As my beloved dean and her crafty colleagues were feting me for my alleged 15th year of labor at the Great Desert University, it occurred to me to wonder, again, why they think I’ve been there 15 years when I think I’ve been there 16 years. If they’re right, then my CV is wrong. If they’re wrong, then I’m about to get shorted a significant amount of severance pay. Luckily, I keep every shred of paper that even vaguely resembles financial records.
Yesterday afternoon, I got into the dusty old file cabinet that resides in the garage. What should I find but a tax return strongly suggesting that GDU paid me for a lot more than one adjunct section! A little more excavation, and up came a file folder packed with old pay statements.
And yea, verily. My first full-time paycheck was issued in August 1993: sixteen long years ago.
This means HR is either one semester or one full year off in its records. That error is worth either $720 or $1,440 to me. When employees have been with the state for a while, their sick leave accrues. At 500 hours, it’s worth 1/3 of your hourly rate when you leave your job for whatever reason; at 1,000 hours it’s worth 1/2 your hourly rate. I have almost 1,200 hours.
At the time, sick leave was accruing at the rate of 4 hours a paycheck, adding as much as 96 hours to my present accrual (assuming HR’s records are a full year off). At $15 per hour, that totes up to a nice sum, even if they’re only off a half-year.
Keep your financial records! Store them in a safe place, and keep them forever, not for the seven years recommended by tax experts. If I hadn’t squirreled all my old paychecks away, I would have no way of proving when I really started full-time at GDU.
I learned this trick from my ex-husband, a corporate lawyer. He kept every scrap of paper that had anything to do with anything. He was so extreme that he had all our canceled checks returned to us, and he stored them tidily in a bureau drawer. Year after year after year of canceled checks, all lined up like little micron-thick soldiers…
Well, I’m don’t go that far, but I do keep my pay statements, my tax returns, and receipts for major purchases such as the roof job, appliances, and computers. Anything that’s tax-related probably should be stored permanently. Clutter? Yes. It’s a nuisance to find room for a four-drawer file cabinet and stash all this junk in it.
But. The squirreling habit paid off for me yesterday.
I’m SO glad your good habit worked out for you yesterday. And a great reminder to ALWAYS save pay stubs, tax returns, etc.
Amazing! Once upon a time, everything was fair game for filing. Eventually, I thought I kept records too long, but apparently there can’t be a “too long”! Actually, I did go through all the records, scanned everything and shredded them, but I hope that is sufficient proof for whatever I need in the future. And the records have gotten a bit sloppy since transitioning to this all-electronic thing.

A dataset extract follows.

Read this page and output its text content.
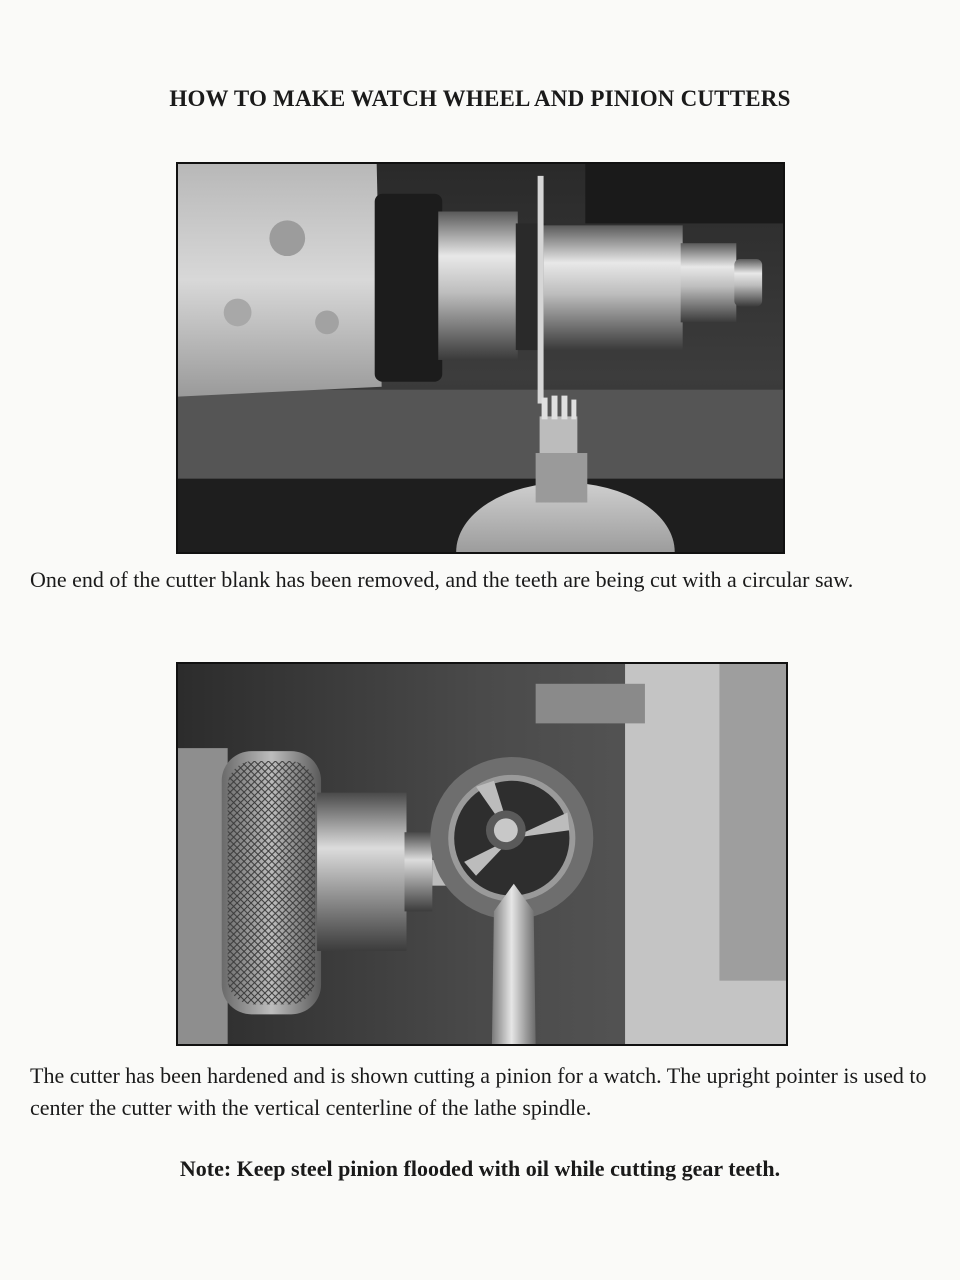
HOW TO MAKE WATCH WHEEL AND PINION CUTTERS
One end of the cutter blank has been removed, and the teeth are being cut with a circular saw.
The cutter has been hardened and is shown cutting a pinion for a watch. The upright pointer is used to center the cutter with the vertical centerline of the lathe spindle.
Note: Keep steel pinion flooded with oil while cutting gear teeth.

At Costco a while back, I spotted a piece of PC-compatible hardware that allows you to scan receipts to Quicken or Excel. You just stick the piece of paper into a slot and away it goes.
Having a Mac, I elected not to try it. But one might find something like that at an electronics store, which could do better than an ordinary scanner at simplifying life. Or…complicating it.
It’s a toss-up, really. I don’t fancy fighting with a machine that can only feed upon specifically sized pieces of paper, though.